The thing is, such frailties can manifest even in veteran pitchers with no such history. In the last couple of seasons alone, we’ve seen similar issues with Tim Lincecum (who quickly corrected things), Johan Santana and Ben Sheets. From The Baseball Codes:
Tells can be as simple as a pitcher keeping his glove snapped tight when throwing a fastball but ﬂaring it out for a breaking ball, or coming set with his glove at his belt for one type of pitch but at his chest for another. Matt Morris, for example, was lit up by the Braves during his rookie season in St. Louis after they noticed that the exposed index ﬁnger on his glove hand pointed upward whenever he threw a fastball, but lay ﬂat for curves. Once he pinpointed the trouble, Morris quickly ﬁxed it by attaching a ﬂap to his glove that covered the ﬁnger.
Examples like this litter the game’s history. When Babe Ruth ﬁrst came to the American League as a pitcher with the Red Sox, he curled his tongue in the corner of his mouth whenever he threw a curveball—a habit he was forced to break once enough hitters became aware of it. Kansas City’s Mark Gubicza was cured of his tendency to stick out his tongue when throwing a breaking ball under similar circumstances. Ty Cobb regularly stole bases against Cy Young, abetted, said the outﬁelder, by the fact that Young’s arms drifted away from his body when he came set before throwing to ﬁrst; when he was preparing to pitch, he pulled his arms in.
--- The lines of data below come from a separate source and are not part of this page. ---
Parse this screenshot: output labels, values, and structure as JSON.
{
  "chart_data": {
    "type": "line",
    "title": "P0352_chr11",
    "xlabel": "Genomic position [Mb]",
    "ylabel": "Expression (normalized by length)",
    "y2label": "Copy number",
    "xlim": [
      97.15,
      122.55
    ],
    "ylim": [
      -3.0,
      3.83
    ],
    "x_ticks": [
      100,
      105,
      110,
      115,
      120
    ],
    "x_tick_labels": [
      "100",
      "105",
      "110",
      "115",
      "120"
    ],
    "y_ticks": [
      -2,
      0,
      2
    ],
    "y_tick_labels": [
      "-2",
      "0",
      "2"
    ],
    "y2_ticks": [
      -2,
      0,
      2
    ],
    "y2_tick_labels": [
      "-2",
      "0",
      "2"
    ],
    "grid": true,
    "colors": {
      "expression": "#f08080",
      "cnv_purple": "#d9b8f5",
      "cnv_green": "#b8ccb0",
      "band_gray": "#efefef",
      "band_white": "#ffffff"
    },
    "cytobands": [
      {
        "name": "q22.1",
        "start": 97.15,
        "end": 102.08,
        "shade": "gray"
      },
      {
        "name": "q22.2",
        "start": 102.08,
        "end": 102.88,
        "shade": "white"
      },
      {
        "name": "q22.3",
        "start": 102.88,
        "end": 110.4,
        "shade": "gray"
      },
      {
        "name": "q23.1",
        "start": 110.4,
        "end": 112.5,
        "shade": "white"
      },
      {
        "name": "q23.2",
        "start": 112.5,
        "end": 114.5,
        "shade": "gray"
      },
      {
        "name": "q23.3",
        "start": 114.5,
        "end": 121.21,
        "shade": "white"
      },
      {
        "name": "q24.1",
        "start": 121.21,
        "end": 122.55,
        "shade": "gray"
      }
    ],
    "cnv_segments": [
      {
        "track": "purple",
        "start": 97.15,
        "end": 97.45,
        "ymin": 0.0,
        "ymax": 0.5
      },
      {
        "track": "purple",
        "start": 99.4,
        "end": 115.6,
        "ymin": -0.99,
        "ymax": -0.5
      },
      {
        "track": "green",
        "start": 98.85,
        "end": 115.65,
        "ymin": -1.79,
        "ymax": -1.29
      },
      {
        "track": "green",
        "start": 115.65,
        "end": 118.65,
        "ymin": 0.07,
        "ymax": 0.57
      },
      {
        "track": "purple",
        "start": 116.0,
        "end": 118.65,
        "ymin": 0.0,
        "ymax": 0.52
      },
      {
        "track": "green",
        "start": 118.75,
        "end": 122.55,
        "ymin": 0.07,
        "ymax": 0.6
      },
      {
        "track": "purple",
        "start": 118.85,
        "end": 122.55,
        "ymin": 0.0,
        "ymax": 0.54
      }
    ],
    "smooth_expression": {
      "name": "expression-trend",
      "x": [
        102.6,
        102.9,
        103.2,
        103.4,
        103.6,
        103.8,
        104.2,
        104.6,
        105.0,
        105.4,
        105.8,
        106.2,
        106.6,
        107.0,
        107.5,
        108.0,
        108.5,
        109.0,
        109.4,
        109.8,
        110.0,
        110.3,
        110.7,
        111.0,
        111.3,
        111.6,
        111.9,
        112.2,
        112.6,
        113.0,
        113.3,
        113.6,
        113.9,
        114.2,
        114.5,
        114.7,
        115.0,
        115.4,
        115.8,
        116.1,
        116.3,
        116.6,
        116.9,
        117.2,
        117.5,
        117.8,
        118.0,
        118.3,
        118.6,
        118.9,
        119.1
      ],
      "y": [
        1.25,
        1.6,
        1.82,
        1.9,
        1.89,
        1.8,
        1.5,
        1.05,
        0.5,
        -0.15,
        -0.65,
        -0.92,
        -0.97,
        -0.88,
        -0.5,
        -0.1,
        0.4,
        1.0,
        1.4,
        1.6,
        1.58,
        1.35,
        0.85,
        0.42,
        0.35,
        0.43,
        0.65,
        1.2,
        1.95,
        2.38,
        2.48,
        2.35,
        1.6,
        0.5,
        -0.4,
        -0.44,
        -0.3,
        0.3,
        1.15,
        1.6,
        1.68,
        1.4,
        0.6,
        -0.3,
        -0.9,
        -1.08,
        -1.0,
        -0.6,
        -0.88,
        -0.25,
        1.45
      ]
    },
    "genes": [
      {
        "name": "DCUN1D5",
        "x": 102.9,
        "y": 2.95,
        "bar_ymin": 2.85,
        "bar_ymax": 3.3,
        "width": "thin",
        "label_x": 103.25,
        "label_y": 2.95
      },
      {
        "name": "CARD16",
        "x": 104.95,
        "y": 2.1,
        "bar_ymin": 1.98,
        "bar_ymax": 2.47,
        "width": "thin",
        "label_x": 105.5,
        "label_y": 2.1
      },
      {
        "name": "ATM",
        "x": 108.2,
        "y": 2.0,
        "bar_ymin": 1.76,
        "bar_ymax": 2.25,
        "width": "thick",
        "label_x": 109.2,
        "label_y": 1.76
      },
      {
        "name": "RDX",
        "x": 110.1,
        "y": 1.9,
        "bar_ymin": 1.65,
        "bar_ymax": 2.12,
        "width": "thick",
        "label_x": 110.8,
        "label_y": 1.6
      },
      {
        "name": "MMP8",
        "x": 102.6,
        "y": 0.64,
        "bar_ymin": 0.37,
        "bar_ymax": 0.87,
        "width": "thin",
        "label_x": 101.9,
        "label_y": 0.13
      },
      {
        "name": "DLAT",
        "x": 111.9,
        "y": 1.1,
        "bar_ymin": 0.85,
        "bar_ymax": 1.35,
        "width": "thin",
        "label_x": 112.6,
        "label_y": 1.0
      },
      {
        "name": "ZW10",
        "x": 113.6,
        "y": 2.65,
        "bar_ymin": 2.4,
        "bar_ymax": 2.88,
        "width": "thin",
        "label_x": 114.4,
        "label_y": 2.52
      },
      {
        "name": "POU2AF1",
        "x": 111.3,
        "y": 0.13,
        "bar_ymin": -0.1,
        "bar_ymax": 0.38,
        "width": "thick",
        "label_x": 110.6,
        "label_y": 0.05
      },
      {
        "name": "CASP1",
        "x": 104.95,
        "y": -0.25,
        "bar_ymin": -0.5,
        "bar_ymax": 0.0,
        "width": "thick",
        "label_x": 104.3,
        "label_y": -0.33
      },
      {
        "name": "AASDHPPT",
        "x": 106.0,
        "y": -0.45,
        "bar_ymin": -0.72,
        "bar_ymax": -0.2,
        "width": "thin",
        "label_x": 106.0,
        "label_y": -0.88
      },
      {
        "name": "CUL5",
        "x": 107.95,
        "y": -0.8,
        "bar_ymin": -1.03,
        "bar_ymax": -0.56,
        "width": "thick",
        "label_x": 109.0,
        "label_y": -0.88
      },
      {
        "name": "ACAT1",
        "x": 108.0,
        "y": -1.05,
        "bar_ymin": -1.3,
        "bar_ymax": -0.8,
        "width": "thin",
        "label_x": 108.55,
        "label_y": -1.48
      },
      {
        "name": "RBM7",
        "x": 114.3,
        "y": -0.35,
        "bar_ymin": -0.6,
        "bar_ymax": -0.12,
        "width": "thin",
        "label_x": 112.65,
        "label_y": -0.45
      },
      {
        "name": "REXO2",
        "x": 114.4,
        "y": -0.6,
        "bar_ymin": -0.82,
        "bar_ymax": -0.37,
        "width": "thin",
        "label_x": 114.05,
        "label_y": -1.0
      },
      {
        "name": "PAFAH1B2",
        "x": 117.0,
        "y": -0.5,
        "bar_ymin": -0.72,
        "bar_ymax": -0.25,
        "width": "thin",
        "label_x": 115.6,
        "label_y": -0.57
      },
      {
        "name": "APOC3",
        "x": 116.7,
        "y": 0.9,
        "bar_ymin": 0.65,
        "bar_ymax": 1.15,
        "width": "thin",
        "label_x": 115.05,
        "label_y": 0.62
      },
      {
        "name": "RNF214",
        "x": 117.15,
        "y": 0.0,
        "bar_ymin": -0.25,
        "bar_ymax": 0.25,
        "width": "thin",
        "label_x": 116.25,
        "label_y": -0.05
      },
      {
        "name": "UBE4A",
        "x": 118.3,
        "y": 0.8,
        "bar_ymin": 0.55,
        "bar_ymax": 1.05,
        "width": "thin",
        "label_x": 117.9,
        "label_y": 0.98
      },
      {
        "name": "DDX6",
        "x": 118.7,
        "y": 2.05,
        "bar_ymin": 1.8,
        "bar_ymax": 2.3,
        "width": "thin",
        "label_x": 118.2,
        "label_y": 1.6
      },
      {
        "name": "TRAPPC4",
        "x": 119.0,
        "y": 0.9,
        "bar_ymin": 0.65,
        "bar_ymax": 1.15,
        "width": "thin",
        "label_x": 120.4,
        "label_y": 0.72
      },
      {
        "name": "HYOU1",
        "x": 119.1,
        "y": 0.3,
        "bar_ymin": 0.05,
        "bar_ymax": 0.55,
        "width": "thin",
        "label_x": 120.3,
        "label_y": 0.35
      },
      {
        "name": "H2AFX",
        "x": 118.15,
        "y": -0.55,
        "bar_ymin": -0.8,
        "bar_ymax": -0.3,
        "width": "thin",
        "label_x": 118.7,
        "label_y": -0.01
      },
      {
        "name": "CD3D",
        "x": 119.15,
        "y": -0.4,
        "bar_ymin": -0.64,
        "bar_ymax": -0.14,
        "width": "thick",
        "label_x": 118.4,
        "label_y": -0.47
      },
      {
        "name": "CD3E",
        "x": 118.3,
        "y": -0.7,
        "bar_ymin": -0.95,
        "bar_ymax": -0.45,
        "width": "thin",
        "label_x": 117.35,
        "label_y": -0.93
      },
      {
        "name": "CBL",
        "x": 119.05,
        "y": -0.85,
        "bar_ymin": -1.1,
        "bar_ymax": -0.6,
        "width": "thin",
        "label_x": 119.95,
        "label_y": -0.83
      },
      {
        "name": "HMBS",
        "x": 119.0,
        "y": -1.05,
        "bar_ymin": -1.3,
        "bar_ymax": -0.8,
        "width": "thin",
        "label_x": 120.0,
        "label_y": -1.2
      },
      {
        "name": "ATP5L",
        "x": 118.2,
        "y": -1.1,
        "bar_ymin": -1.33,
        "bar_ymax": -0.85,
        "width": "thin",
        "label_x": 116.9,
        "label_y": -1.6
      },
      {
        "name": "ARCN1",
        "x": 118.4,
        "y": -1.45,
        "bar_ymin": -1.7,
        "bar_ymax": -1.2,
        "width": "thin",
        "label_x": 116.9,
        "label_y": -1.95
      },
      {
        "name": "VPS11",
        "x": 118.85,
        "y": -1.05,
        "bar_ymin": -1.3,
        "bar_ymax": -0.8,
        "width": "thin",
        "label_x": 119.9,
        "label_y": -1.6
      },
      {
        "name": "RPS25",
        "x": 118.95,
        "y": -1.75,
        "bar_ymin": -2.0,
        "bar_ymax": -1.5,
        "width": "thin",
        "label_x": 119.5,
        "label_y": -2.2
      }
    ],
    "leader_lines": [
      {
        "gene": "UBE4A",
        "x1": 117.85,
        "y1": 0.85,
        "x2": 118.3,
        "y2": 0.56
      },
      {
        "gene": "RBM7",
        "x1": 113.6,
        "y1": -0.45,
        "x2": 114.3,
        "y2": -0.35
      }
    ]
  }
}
Pitcher Todd Jones dished similar dirt on several competitors in an article he wrote for Sporting News in 2004: “When Andy Benes pitched, he always would grind his teeth when throwing a slider. In Hideo Nomo’s ﬁrst stint inL.A., he’d grip his split-ﬁnger fastball differently than his fastball. Randy Johnson would angle his glove differently on his slider than on his fastball. I’ve been guilty of looking at the third-base coach as I come set when gripping my curveball. When hitters see this, word gets around the league. In fact, my old teammate Larry Walker was the one who told me what I was doing. He said he could call my pitches from the outﬁeld.”
We’ll see tonight if all this deliberation has made a difference, when Moore makes his first start since Boston, against the Twins.